The cwl_runner “helper” script
The cwl_runner script can be found on github in the googlegenomics/pipelines-api-examples repository, in the cwl_runner folder. You may want to refer to the README file in the github repo, we will also provide an overview and summary of what this script does below, with some additional details that you may find useful.
- The basic prerequisites to be able to run this example are:
you have the necessary privileges to launch a VM in a Google Cloud Project (GCP) project
you must have an existing Google Cloud Storage (GCS) bucket
you have the Cloud SDK installed
- There are three scripts in the github repo:
cwl_runner.sh
is the main bash script which takes care of most of the steps described in this tutorial;cwl_startup.sh
is the VM startup script which will automatically be run as soon as the VM spins up;cwl_shutdown.sh
is the VM shutdown script which takes care of final steps such as copying stdout and stderr to GCS;
The main script,
cwl_runner.sh,
is the only one that you will invoke directly. It has several different options (which you can learn
more about by using the --help
option), but the only required ones are:
--workflow-file PATH
: the absolute path to the CWL workflow document;
--settings-file PATH
: the absolute path to the JSON settings file;
--output GCS_PATH
: the output location in GCS where all outputs and logs will be copied after the workflow completes.
The script then invokes two gcloud compute
commands (gcloud
is part of the
cloud SDK:
gcloud compute disks create
: to create a persistent disk in the (optionally user-specified) zone, of (optionally user-specified) size;
gcloud compute instances create
: to create a virtual machine (VM), in the same zone as the disk, with the previously created disk attached, with the (optionally user-specified) machine type.
If the user specifies, the VM can be a preemptible VM, which can be a good way to minimize compute costs, under the right circumstances.
The other information that the VM needs is passed in as metadata. Metadata is stored as key:value pairs. There is a default set of metadata entries that every VM has access to, and custom metadata can also be set when a VM is created.
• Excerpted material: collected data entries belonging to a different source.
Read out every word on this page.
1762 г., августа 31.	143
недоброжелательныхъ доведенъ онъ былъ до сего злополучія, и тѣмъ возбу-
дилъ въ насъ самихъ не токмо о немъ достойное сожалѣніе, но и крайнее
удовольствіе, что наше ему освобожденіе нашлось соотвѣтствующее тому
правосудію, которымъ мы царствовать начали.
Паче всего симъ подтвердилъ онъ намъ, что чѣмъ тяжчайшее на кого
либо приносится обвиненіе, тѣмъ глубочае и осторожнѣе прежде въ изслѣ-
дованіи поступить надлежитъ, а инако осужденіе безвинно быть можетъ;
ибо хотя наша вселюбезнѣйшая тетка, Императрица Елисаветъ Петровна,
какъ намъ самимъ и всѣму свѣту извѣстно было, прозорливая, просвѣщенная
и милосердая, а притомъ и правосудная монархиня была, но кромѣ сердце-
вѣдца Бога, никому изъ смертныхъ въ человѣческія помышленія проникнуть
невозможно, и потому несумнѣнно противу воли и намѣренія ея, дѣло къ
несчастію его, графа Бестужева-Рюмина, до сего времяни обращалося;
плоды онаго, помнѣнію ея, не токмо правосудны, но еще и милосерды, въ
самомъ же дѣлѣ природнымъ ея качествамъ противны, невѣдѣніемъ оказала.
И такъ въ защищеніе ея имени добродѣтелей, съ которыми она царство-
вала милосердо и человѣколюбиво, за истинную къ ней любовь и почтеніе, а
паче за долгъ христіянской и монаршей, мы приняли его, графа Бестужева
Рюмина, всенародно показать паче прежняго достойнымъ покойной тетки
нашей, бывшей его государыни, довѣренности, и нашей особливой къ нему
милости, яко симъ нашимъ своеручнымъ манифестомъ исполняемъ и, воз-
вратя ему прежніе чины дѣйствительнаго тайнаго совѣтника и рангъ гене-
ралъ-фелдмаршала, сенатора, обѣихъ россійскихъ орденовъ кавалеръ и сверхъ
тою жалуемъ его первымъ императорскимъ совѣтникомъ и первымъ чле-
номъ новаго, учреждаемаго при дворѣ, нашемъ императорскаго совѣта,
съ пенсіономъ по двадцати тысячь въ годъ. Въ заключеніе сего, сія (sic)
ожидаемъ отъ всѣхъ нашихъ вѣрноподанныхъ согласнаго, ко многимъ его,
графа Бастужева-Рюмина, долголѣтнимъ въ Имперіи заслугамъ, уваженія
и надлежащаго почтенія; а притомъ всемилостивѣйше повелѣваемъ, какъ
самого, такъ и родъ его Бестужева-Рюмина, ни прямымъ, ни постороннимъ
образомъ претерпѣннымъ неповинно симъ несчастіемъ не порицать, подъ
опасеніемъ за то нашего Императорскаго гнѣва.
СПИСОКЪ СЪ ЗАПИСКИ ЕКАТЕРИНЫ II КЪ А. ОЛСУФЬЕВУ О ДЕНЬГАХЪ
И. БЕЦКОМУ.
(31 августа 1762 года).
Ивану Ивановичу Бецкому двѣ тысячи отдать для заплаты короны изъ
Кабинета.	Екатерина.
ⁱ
This metadata will be available to the VM from the metadata server.
- The following metadata keys are specified by the cwl_runner script and will be available to the VM:
startup-script-url
shutdown-script-url
operation-id
workflow-file
settings-file
input
input-recursive
output
runner
status-file
keep-alive
The cwl_runner script invoked by the user will create a random OPERATION-ID
and
write three script files to the specified output location in GCS:
cwl_runner-<OPERATION-ID>.sh
cwl_startup-<OPERATION-ID>.sh
cwl_shutdown-<OPERATION-ID>.sh
and will run the gcloud compute disks create
command, followed by the gcloud compute instances create
command.
In this case, the “startup” script will take care of pretty much everything we want this particular VM to do:
local bash variables are set based by retrieving the instance metadata from the metadata server
the disk is mounted and formatted
folders are created for workflow inputs and outputs
input files are copied from GCS to local disk
the workflow and settings files are copied from GCS to local disk
the executor (cwltool) is invoked to run the workflow
outputs are copied from local disk out to GCS
the VM is shut down (using the command
gcloud compute instances delete
) unless the--keep-alive
option was set
Following the example provided on github, you can invoke cwl_runner from the command-line (anywhere where you
have the Cloud SDK installed, with your GCS bucket and optional folder name instead of MY-BUCKET/my-work-folder
below):
./cwl_runner.sh \
--workflow-file gs://genomics-public-data/cwl-examples/gdc-dnaseq-cwl/workflows/dnaseq/transform.cwl \
--settings-file gs://genomics-public-data/cwl-examples/gdc-dnaseq-cwl/input/gdc-dnaseq-input.json \
--input-recursive gs://genomics-public-data/cwl-examples/gdc-dnaseq-cwl \
--output gs://MY-BUCKET/my-work-folder \
--machine-type n1-standard-4
- In this example, the JSON settings file specifies 5 items:
bam_path (a small ~300MB low-coverage BAM for chromosome 20 only from the 1000G project)
reference_fasta_path (the GRCh38 reference FASTA file from the GDC Reference Files)
db_snp_path
thread_count
uuid
For more details on machine-types, please see the Google documentation on predefined machine types and if you find that none of those quite fit your requirements you may be interested in using one of the available custom machine types.